= George Ridehalgh =

Colonel George John Miller Ridehalgh (1835–1892) was a director of the North Lonsdale Iron and Steel Company, colonel of the 2nd Westmorland Volunteer Battalion Border Regiment] and one of the founder members of the Royal Windermere Yacht Club. He lived at Fell Foot Park in Staveley-in-Cartmel, Cumbria, England, where the gothic boat-houses he built still exist and are Grade II listed buildings, although the house was demolished in 1907.

He married Frances Rosa "Fanny" Reade in 1856; she died in 1870, and they had no children.
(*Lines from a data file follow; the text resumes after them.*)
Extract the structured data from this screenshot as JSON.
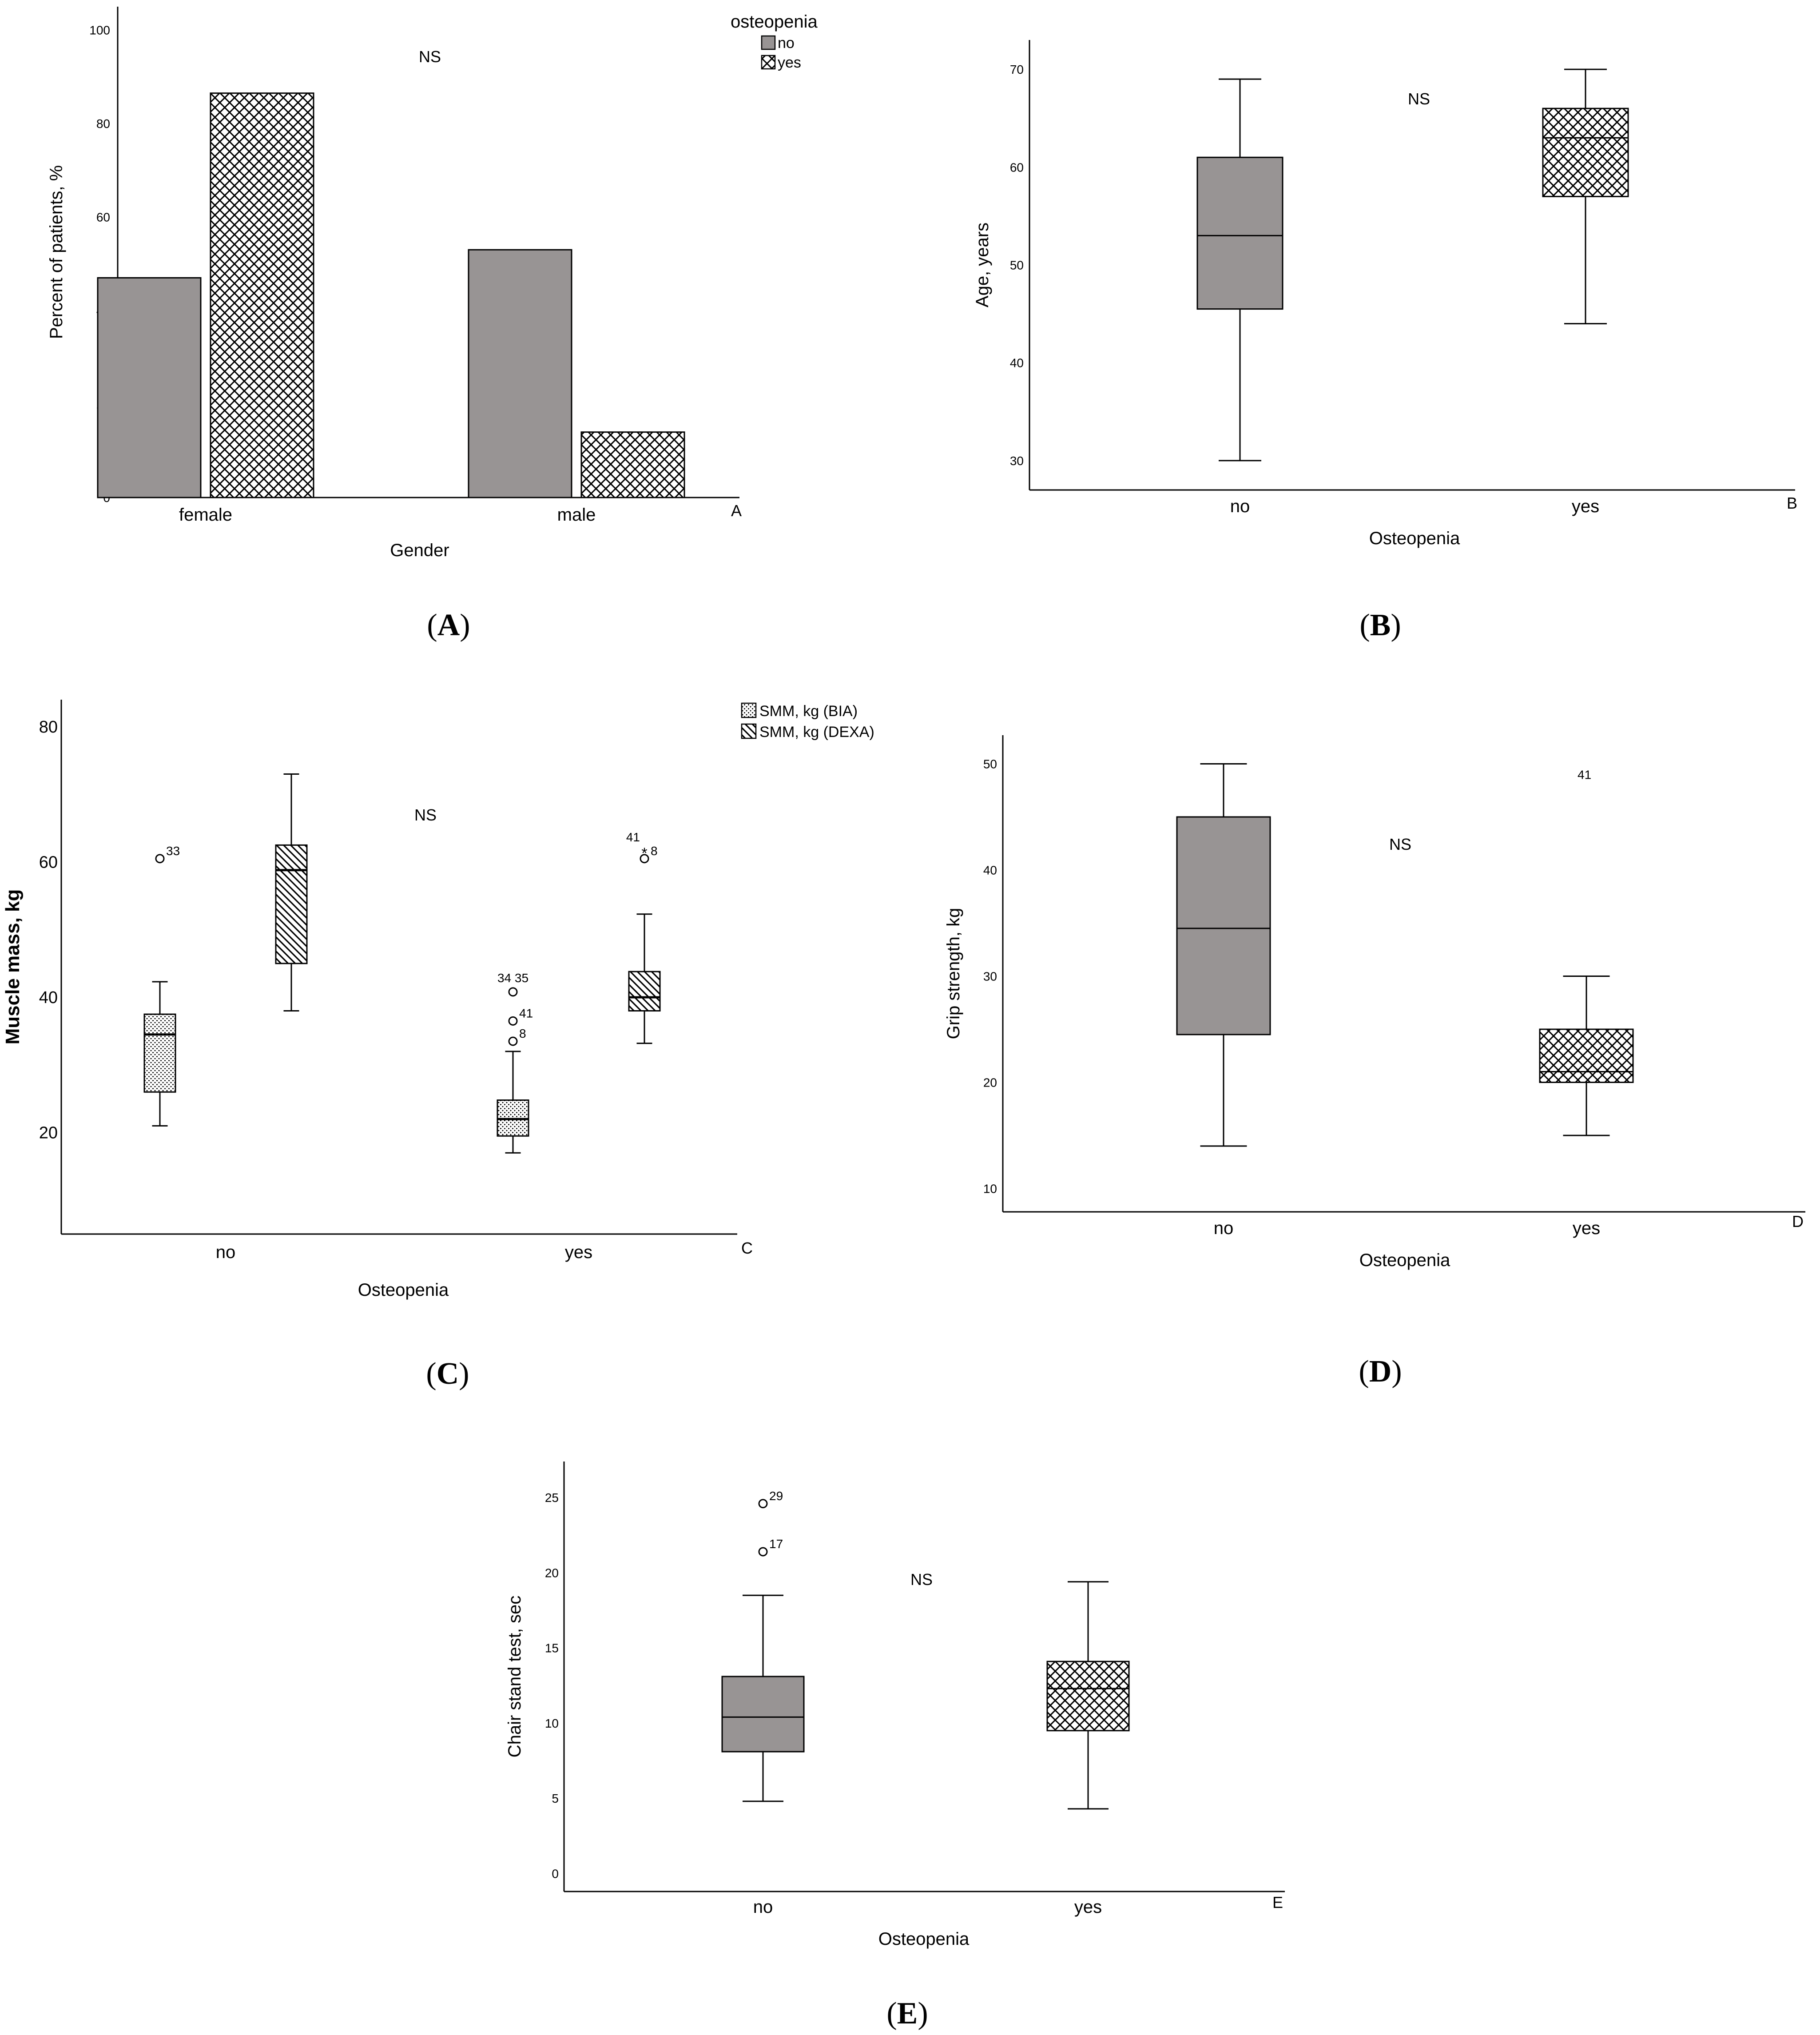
{
  "colors": {
    "gray_fill": "#989494",
    "stroke": "#000000",
    "background": "#ffffff"
  },
  "chart_data": [
    {
      "id": "A",
      "type": "bar",
      "panel_label": "A",
      "corner_label": "A",
      "annotation": "NS",
      "categories": [
        "female",
        "male"
      ],
      "xlabel": "Gender",
      "ylabel": "Percent of patients, %",
      "ylim": [
        0,
        105
      ],
      "yticks": [
        0,
        20,
        40,
        60,
        80,
        100
      ],
      "legend_title": "osteopenia",
      "legend_position": "top-right",
      "series": [
        {
          "name": "no",
          "pattern": "gray",
          "values": [
            47,
            53
          ]
        },
        {
          "name": "yes",
          "pattern": "crosshatch",
          "values": [
            86.5,
            14
          ]
        }
      ]
    },
    {
      "id": "B",
      "type": "box",
      "panel_label": "B",
      "corner_label": "B",
      "annotation": "NS",
      "categories": [
        "no",
        "yes"
      ],
      "xlabel": "Osteopenia",
      "ylabel": "Age, years",
      "ylim": [
        27,
        73
      ],
      "yticks": [
        30,
        40,
        50,
        60,
        70
      ],
      "boxes": [
        {
          "category": "no",
          "pattern": "gray",
          "min": 30,
          "q1": 45.5,
          "median": 53,
          "q3": 61,
          "max": 69,
          "outliers": []
        },
        {
          "category": "yes",
          "pattern": "crosshatch",
          "min": 44,
          "q1": 57,
          "median": 63,
          "q3": 66,
          "max": 70,
          "outliers": []
        }
      ]
    },
    {
      "id": "C",
      "type": "box",
      "panel_label": "C",
      "corner_label": "C",
      "annotation": "NS",
      "categories": [
        "no",
        "yes"
      ],
      "xlabel": "Osteopenia",
      "ylabel": "Muscle mass, kg",
      "ylim": [
        5,
        84
      ],
      "yticks": [
        20,
        40,
        60,
        80
      ],
      "legend_position": "top-right",
      "series": [
        {
          "name": "SMM, kg (BIA)",
          "pattern": "dots"
        },
        {
          "name": "SMM, kg (DEXA)",
          "pattern": "diagonal"
        }
      ],
      "boxes": [
        {
          "category": "no",
          "series": "SMM, kg (BIA)",
          "pattern": "dots",
          "min": 21,
          "q1": 26,
          "median": 34.5,
          "q3": 37.5,
          "max": 42.3,
          "outliers": [
            {
              "value": 60.5,
              "label": "33",
              "marker": "circle"
            }
          ]
        },
        {
          "category": "no",
          "series": "SMM, kg (DEXA)",
          "pattern": "diagonal",
          "min": 38,
          "q1": 45,
          "median": 58.8,
          "q3": 62.5,
          "max": 73,
          "outliers": []
        },
        {
          "category": "yes",
          "series": "SMM, kg (BIA)",
          "pattern": "dots",
          "min": 17,
          "q1": 19.5,
          "median": 22,
          "q3": 24.8,
          "max": 32,
          "outliers": [
            {
              "value": 40.8,
              "label": "34 35",
              "marker": "circle"
            },
            {
              "value": 36.5,
              "label": "41",
              "marker": "circle"
            },
            {
              "value": 33.5,
              "label": "8",
              "marker": "circle"
            }
          ]
        },
        {
          "category": "yes",
          "series": "SMM, kg (DEXA)",
          "pattern": "diagonal",
          "min": 33.2,
          "q1": 38,
          "median": 40,
          "q3": 43.8,
          "max": 52.3,
          "outliers": [
            {
              "value": 62,
              "label": "41",
              "marker": "star"
            },
            {
              "value": 60.5,
              "label": "8",
              "marker": "circle"
            }
          ]
        }
      ]
    },
    {
      "id": "D",
      "type": "box",
      "panel_label": "D",
      "corner_label": "D",
      "annotation": "NS",
      "categories": [
        "no",
        "yes"
      ],
      "xlabel": "Osteopenia",
      "ylabel": "Grip strength, kg",
      "ylim": [
        7.8,
        52.7
      ],
      "yticks": [
        10,
        20,
        30,
        40,
        50
      ],
      "boxes": [
        {
          "category": "no",
          "pattern": "gray",
          "min": 14,
          "q1": 24.5,
          "median": 34.5,
          "q3": 45,
          "max": 50,
          "outliers": []
        },
        {
          "category": "yes",
          "pattern": "crosshatch",
          "min": 15,
          "q1": 20,
          "median": 21,
          "q3": 25,
          "max": 30,
          "outliers": [
            {
              "value": 49,
              "label": "41",
              "marker": "none"
            }
          ]
        }
      ]
    },
    {
      "id": "E",
      "type": "box",
      "panel_label": "E",
      "corner_label": "E",
      "annotation": "NS",
      "categories": [
        "no",
        "yes"
      ],
      "xlabel": "Osteopenia",
      "ylabel": "Chair stand test, sec",
      "ylim": [
        -1.2,
        27.4
      ],
      "yticks": [
        0,
        5,
        10,
        15,
        20,
        25
      ],
      "boxes": [
        {
          "category": "no",
          "pattern": "gray",
          "min": 4.8,
          "q1": 8.1,
          "median": 10.4,
          "q3": 13.1,
          "max": 18.5,
          "outliers": [
            {
              "value": 24.6,
              "label": "29",
              "marker": "circle"
            },
            {
              "value": 21.4,
              "label": "17",
              "marker": "circle"
            }
          ]
        },
        {
          "category": "yes",
          "pattern": "crosshatch",
          "min": 4.3,
          "q1": 9.5,
          "median": 12.3,
          "q3": 14.1,
          "max": 19.4,
          "outliers": []
        }
      ]
    }
  ]
}
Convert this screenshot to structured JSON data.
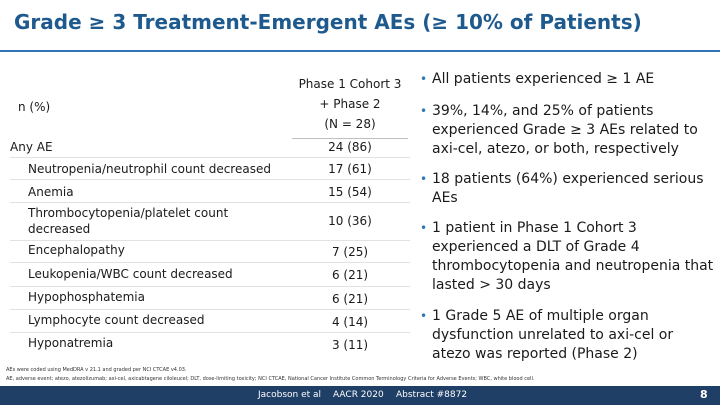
{
  "title": "Grade ≥ 3 Treatment-Emergent AEs (≥ 10% of Patients)",
  "table": {
    "row_header": "n (%)",
    "column_header": [
      "Phase 1 Cohort 3",
      "+ Phase 2",
      "(N = 28)"
    ],
    "rows": [
      {
        "label": "Any AE",
        "value": "24 (86)"
      },
      {
        "label": "Neutropenia/neutrophil count decreased",
        "value": "17 (61)"
      },
      {
        "label": "Anemia",
        "value": "15 (54)"
      },
      {
        "label": "Thrombocytopenia/platelet count",
        "label2": "decreased",
        "value": "10 (36)"
      },
      {
        "label": "Encephalopathy",
        "value": "7 (25)"
      },
      {
        "label": "Leukopenia/WBC count decreased",
        "value": "6 (21)"
      },
      {
        "label": "Hypophosphatemia",
        "value": "6 (21)"
      },
      {
        "label": "Lymphocyte count decreased",
        "value": "4 (14)"
      },
      {
        "label": "Hyponatremia",
        "value": "3 (11)"
      }
    ]
  },
  "bullets": [
    "All patients experienced ≥ 1 AE",
    "39%, 14%, and 25% of patients experienced Grade ≥ 3 AEs related to axi-cel, atezo, or both, respectively",
    "18 patients (64%) experienced serious AEs",
    "1 patient in Phase 1 Cohort 3 experienced a DLT of Grade 4 thrombocytopenia and neutropenia that lasted > 30 days",
    "1 Grade 5 AE of multiple organ dysfunction unrelated to axi-cel or atezo was reported (Phase 2)"
  ],
  "footnotes": [
    "AEs were coded using MedDRA v 21.1 and graded per NCI CTCAE v4.03.",
    "AE, adverse event; atezo, atezolizumab; axi-cel, axicabtagene ciloleucel; DLT, dose-limiting toxicity; NCI CTCAE, National Cancer Institute Common Terminology Criteria for Adverse Events; WBC, white blood cell."
  ],
  "footer": {
    "author": "Jacobson et al",
    "meeting": "AACR 2020",
    "abstract": "Abstract #8872",
    "page": "8"
  },
  "colors": {
    "title": "#1f5a8e",
    "accent": "#2f75b5",
    "footer_bar": "#1f3f66"
  }
}
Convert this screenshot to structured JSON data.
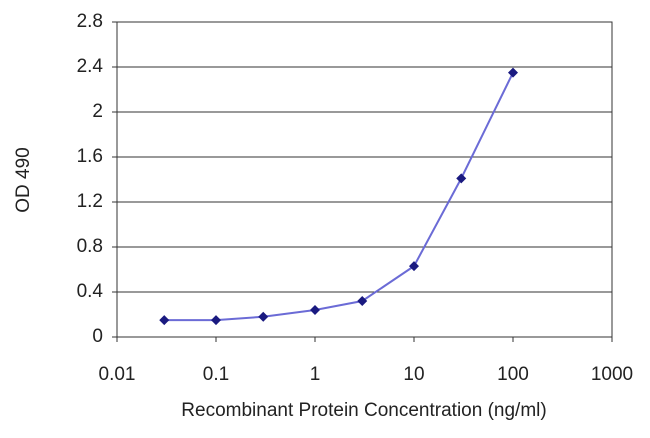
{
  "chart_data": {
    "type": "line",
    "x_label": "Recombinant Protein Concentration (ng/ml)",
    "y_label": "OD 490",
    "x": [
      0.03,
      0.1,
      0.3,
      1,
      3,
      10,
      30,
      100
    ],
    "series": [
      {
        "color": "#6b6bd6",
        "marker_color": "#1a1a80",
        "values": [
          0.15,
          0.15,
          0.18,
          0.24,
          0.32,
          0.63,
          1.41,
          2.35
        ]
      }
    ],
    "x_log": true,
    "xlim": [
      0.01,
      1000
    ],
    "xticks": [
      0.01,
      0.1,
      1,
      10,
      100,
      1000
    ],
    "ylim": [
      0,
      2.8
    ],
    "yticks": [
      0,
      0.4,
      0.8,
      1.2,
      1.6,
      2,
      2.4,
      2.8
    ],
    "grid": true
  }
}
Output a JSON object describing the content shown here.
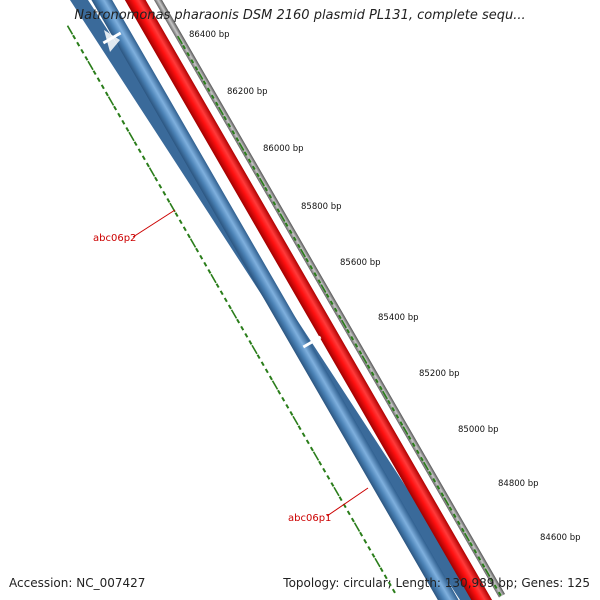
{
  "title": "Natronomonas pharaonis DSM 2160 plasmid PL131, complete sequ...",
  "footer": {
    "accession": "Accession: NC_007427",
    "summary": "Topology: circular; Length: 130,989 bp; Genes: 125"
  },
  "ruler": {
    "unit": "bp",
    "ticks": [
      {
        "label": "86400 bp",
        "pos": 86400
      },
      {
        "label": "86200 bp",
        "pos": 86200
      },
      {
        "label": "86000 bp",
        "pos": 86000
      },
      {
        "label": "85800 bp",
        "pos": 85800
      },
      {
        "label": "85600 bp",
        "pos": 85600
      },
      {
        "label": "85400 bp",
        "pos": 85400
      },
      {
        "label": "85200 bp",
        "pos": 85200
      },
      {
        "label": "85000 bp",
        "pos": 85000
      },
      {
        "label": "84800 bp",
        "pos": 84800
      },
      {
        "label": "84600 bp",
        "pos": 84600
      }
    ]
  },
  "genes": [
    {
      "name": "abc06p2",
      "strand": "minus",
      "color": "#e8000b"
    },
    {
      "name": "abc06p1",
      "strand": "minus",
      "color": "#e8000b"
    }
  ],
  "colors": {
    "forward_track": "#e8000b",
    "reverse_track": "#4a81b5",
    "backbone": "#8a8a8a",
    "ruler": "#2a7d1a",
    "label": "#cc0000"
  }
}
A group of nearly 60 letters he had written to her over the years before their marriage were found in 2006 in a secret compartment of a desk under restoration, and reported in the Daily Telegraph. He later married Elizabeth, but is buried in Staveley churchyard in a grave shared with Fanny, whose inscription reads "In affectionate remembrance of Fanny Rosa, the beloved wife of GJM Ridehalgh of Fell Foot, died May 2nd, 1870, aged 45 years. Blessed are the dead who die in the Lord".

He owned several yachts on Windermere. The Britannia, built for him in 1879 by Seaths, was bought by the Furness Railway in 1907 and carried 122 passengers in great comfort as a charter vessel. She was laid up during World War I and scrapped in 1919.